Experiment tracking

Warning

Experiment tracking in Kedro is launched as beta functionality. We encourage everyone to try it out and give us feedback so that we can settle on the final implementation of the feature.

Experiment tracking is a way to record all information that you would need to recreate and analyse a data science experiment. We think of it as logging for parameters, metrics, models and other dataset types. Kedro currently supports parts of this functionality. For example, it’s possible to log parameters as part of your codebase and snapshot models and other artefacts like plots with Kedro’s versioning capabilities for datasets. However, Kedro was missing a way to log metrics and capture all this logged data as a timestamped run of an experiment. It was also missing a way for users to visualise, discover and compare this logged data.

Experiment tracking in Kedro adds in the missing pieces and will be developed incrementally.

The following section outlines the setup within your Kedro project to enable experiment tracking. You can also refer to the Kedro Viz documentation about experiment tracking for a step-by-step process to access your tracking datasets on Kedro-Viz.

Enable experiment tracking

Set up the session store

In the domain of experiment tracking, each pipeline run is considered a session. A session store records all related metadata for each pipeline run, from logged metrics to other run-related data such as timestamp, git username and branch. The session store is a SQLite database that is generated during your first pipeline run after it has been set up in your project.

To set up the session store, go to the src/settings.py file and add the following:

from kedro_viz.integrations.kedro.sqlite_store import SQLiteStore
from pathlib import Path

SESSION_STORE_CLASS = SQLiteStore
SESSION_STORE_ARGS = {"path": str(Path(__file__).parents[2] / "data")}

This will specify the creation of the SQLiteStore under the /data subfolder, using the SQLiteStore setup from your installed Kedro-Viz plugin.

Please ensure that your installed version of Kedro-Viz is at least version 4.1.1 onwards. This step is crucial to enable experiment tracking features on Kedro-Viz, as it is the database used to serve all run data to the Kedro-Viz front-end.

Set up tracking datasets

Use either one of the tracking.MetricsDataSet or tracking.JSONDataSet in your data catalog. These datasets are versioned by default to ensure a historical record is kept of the logged data. The tracking.MetricsDataSet should be used for tracking numerical metrics and the tracking.JSONDataSet can be used for tracking any other JSON-compatible data. In Kedro-Viz these datasets will be visualised in the metadata side panel.

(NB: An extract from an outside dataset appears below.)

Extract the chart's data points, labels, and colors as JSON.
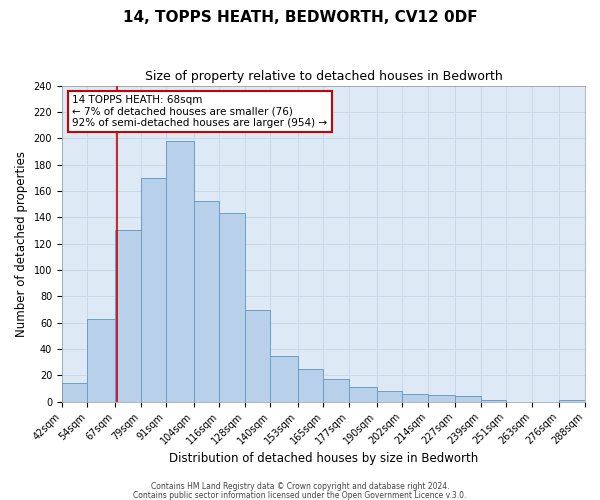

Below is an example of how to add experiment tracking to your pipeline. Add a tracking.MetricsDataSet and/or tracking.JSONDataSet to your catalog.yml:

metrics:
  type: tracking.MetricsDataSet
  filepath: data/09_tracking/metrics.json

Set up your nodes and pipelines to log metrics

Add a node that returns the data to be tracked. The report_accuracy node below returns metrics.

# nodes.py
from sklearn.metrics import accuracy_score


def report_accuracy():
    """Node for reporting the accuracy of the predictions."""
    test_y = [0, 2, 1, 3]
    predictions = [0, 1, 2, 3]

    accuracy = accuracy_score(test_y, predictions)
    # Return the accuracy of the model
    return {"accuracy": accuracy}

Add the node to your pipeline and ensure that the output name matches the name of the dataset added to your catalog.

# pipeline.py
from kedro.pipeline import Pipeline, node, pipeline
from .nodes import report_accuracy


def create_pipeline(**kwargs) -> Pipeline:
    return pipeline(
        [
            node(
                report_accuracy,
                [],
                "metrics",
                name="report",
            ),
        ]
    )

Community solutions

You can find more solutions for experiment tracking developed by the Kedro community on the plugins page.